Students enrolled in a Masters of Social Work program at the university were told that they should attend one of two training sessions: either a “White Accountability Group (WAG)” or a separate meeting for those identifying as “Black, Indigenous, Multiracial People of Color (BIMPoC).”
In a parallel to the racial division, the intended purposes of these two groups also diverged.
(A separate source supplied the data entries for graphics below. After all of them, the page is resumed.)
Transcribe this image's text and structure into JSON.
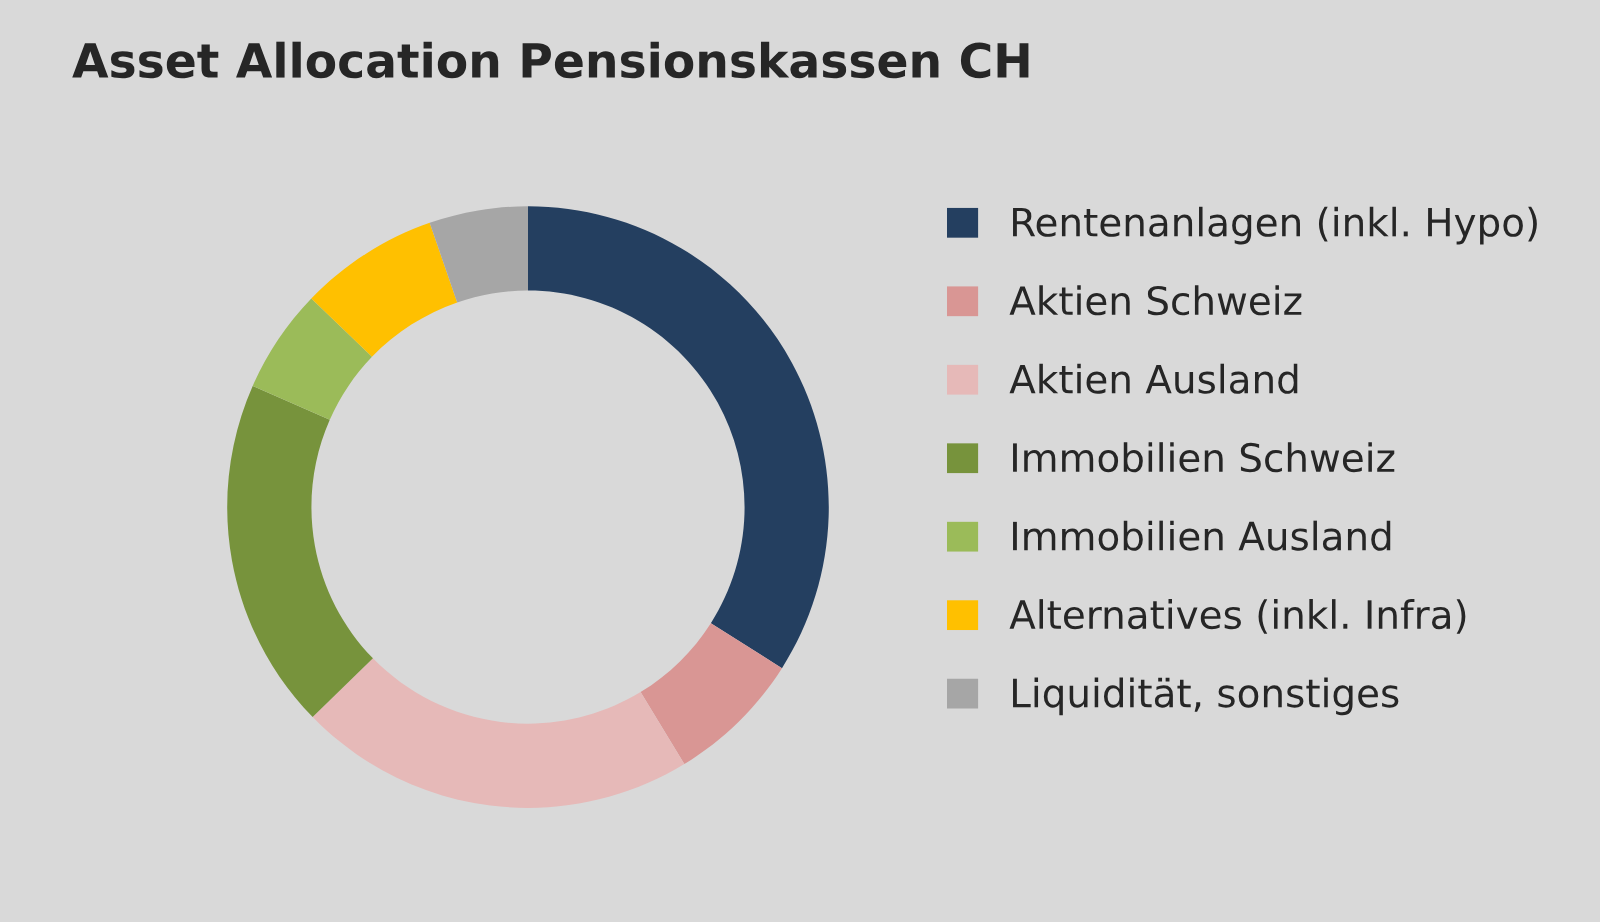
{
  "chart_data": {
    "type": "donut",
    "title": "Asset Allocation Pensionskassen CH",
    "categories": [
      "Rentenanlagen (inkl. Hypo)",
      "Aktien Schweiz",
      "Aktien Ausland",
      "Immobilien Schweiz",
      "Immobilien Ausland",
      "Alternatives (inkl. Infra)",
      "Liquidität, sonstiges"
    ],
    "values": [
      34,
      7.3,
      21.4,
      18.9,
      5.6,
      7.5,
      5.3
    ],
    "colors": [
      "#243f60",
      "#d99694",
      "#e6b9b8",
      "#77933c",
      "#9bbb59",
      "#ffc000",
      "#a6a6a6"
    ],
    "legend": "right"
  }
}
The “White Accountability Group” was intended for those with “white skin privilege” to “critically engage in whiteness, white privilege, and hold each other accountable.” Participants in the group were expected to “explore how to recognize whiteness and white privilege, identify and interrupt internalized dominance, and collectively develop strategies for liberation and change.”
By contrast, students enrolling in the “Black, Indigenous, Multiracial People of Color” session were advised that “Affinity groups for black, indigenous, people of color can be magical places in a predominantly white institution.” This group promised to provide “a safe and supportive place” for “naming the problem and defining or reframing the problem.”
According to the email sent to students, the goal of this “anti-racism” training was to promote students’ “understanding about how implicit bias, racism, and white supremacy impact the CSW’s culture and climate.” Apparently at the University of Tennessee, white supremacy and racism can best be thwarted through racial separatism.
“Even if you have to miss class time, we strongly urge you to find a way to make this work,” UT Dean of Equity and Inclusion J. Camille Hall expressed to the students.
According to Young America’s Foundation, which exposed the segregated meetings, that same Dean Hall led an orientation session during which “students were divided into random groups to roleplay a scenario in which a ‘student on campus was a Trump voter and whether it was okay or not to call them racist.’”
“This is just another instance of the pervasive Critical Race Theory craze that has taken academia by storm,” YAF commented in a report. “The goal of segregating their events is to convince people that race is their defining attribute and they are either inherently good or bad as a result.”
For the ironic and absurd use of racial segregation to promote “anti-racism,” UT-Knoxville’s social work orientation should be recognized as one of the most egregious instances of Critical Race Theory put into practice on campus.